How blockchain can help fight counterfeit drugs in India
The problem of fake and counterfeit drugs within the supply chain is a huge problem that costs the pharma industry billions
The Indian pharmaceutical industry is the third largest in the world in terms of volume, accounting for 10 percent of the world’s production. With exports to more than 200 countries, India is the world leader in the production of generic drugs and vaccines. The bad news however is, according to the World Health Organization (WHO), 35 percent of fake drugs sold all over the world come from India. The problem of fake and counterfeit drugs within the supply chain costs the pharma industry billions. More troubling is the fact that it puts patients at greater risk, particularly in developing nations where the WHO estimates that one in 10 medical products (For eg, pills, vaccines, and diagnostic kits) is substandard or fake. Globally, more than a million people die every year after consuming counterfeit medicines.
Drug manufacturers are struggling to find an effective way to securely, transparently, and rapidly track the origin of these drugs; or access data required to combat counterfeit drug sales. In its pursuit to gain continued confidence in exported pharmaceuticals from India, the Government of India is looking at a mechanism to get real-time visibility into all drugs produced and exported from the country. It also wants to provide patients and regulators worldwide, the means to verify the genuineness of drugs manufactured in India.
» Complex global supply chains make it harder to determine the origin of the drugs or drug ingredients
» Before drugs arrive at their final destination, more often than not, they pass through multiple trading companies who do not check quality
» One or several players in the supply chain may be corrupt: Contaminating, substituting or mis-labelling products in the supply chain
» The manufacturer might not be aware that the ingredients possibly came from an uncertified source
» Ingredient or drug manufacturers pose successfully as legitimate pharmaceutical companies with the help of false paper work
With so many points of entry and no robust or secure system in place to track the drug supply chain, poses a big challenge. The impediments to the current supply chain system can be anything like:
» Absence of unified and interoperable labelling and identifications standard
» Siloed, fragmented and opaque supply chain infrastructure. There is no clear way to trace a product’s journey across the supply chain that can reveal the true origin and touchpoints
» Improper cold chain management and monitoring
» Multiple change of hands, including packaging and logistics provider, as the drugs are handed off between various stages, which could be potential points of entry for spurious drugs
» Different manufacturers adopting different systems. This leads to the need for wholesalers and resellers to maintain different types of solutions across their supply chain systems, which can cause a disarray in the data or delivery and ultimate risk to a consumer
Additionally, the blockchain can document critical details like location and temperature from IoT devices attached to the packages, making the journey visible to all concerned entities, while greatly reducing the possibility of record tampering. When a product moves through the supply chain passing through various hands, each transaction would be captured, recording a permanent history of the product. Right from the point of manufacture to sale, this system powered by blockchain, will have a digital record of every change of hand. This would enable a way to radically diminish time delays, increased costs, and human error that plague transactions today, and even help find the glitch in the system that allows counterfeit drugs filter in. The supply chain is made transparent, secure, decentralised and verifiable besides plugging loopholes in the supply of authentic medicines and trimming costs involved in detecting faulty areas.
This could also be extended to patients consuming drugs. Some companies are working on dispensers that can be tied to a patient’s digital identity and report consumption to the prescriber or insurance company through embedded wireless devices connected to the blockchain. This can help alert appropriate parties when a patient is using more medicine than prescribed or when someone forgets to take important medication on schedule, prompting intervention.
In this initiative, private players have a central role to play. Technology and industry leaders need to partner with the government to stem the rising wave of fake drugs.

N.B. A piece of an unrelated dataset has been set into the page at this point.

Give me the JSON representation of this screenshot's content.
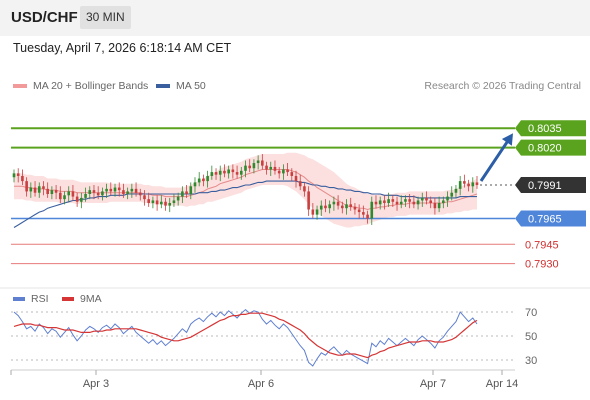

The drug counterfeiting trade has become more lucrative than the narcotics business. Technology providers can use their resources, expertise and technologies to develop a blockchain-powered solution to eliminate the issue. Not just developing nations, even developed economies are facing this crisis of counterfeit medicines owing to the omnipresence of online pharmacies.
In addition to the government and research and development (R&D) spend, a transparent and secure supply chain is imperative for delivering drug formulas to protect lives. By adopting blockchain, pharmaceutical supply chain entities can dramatically improve their efficiency and disseminate verifiable medications across the planet. Naturally, with the increasing availability of original drugs, patients will stand to gain with regard to diminishing risks, as well be able to independently verify the authenticity of products.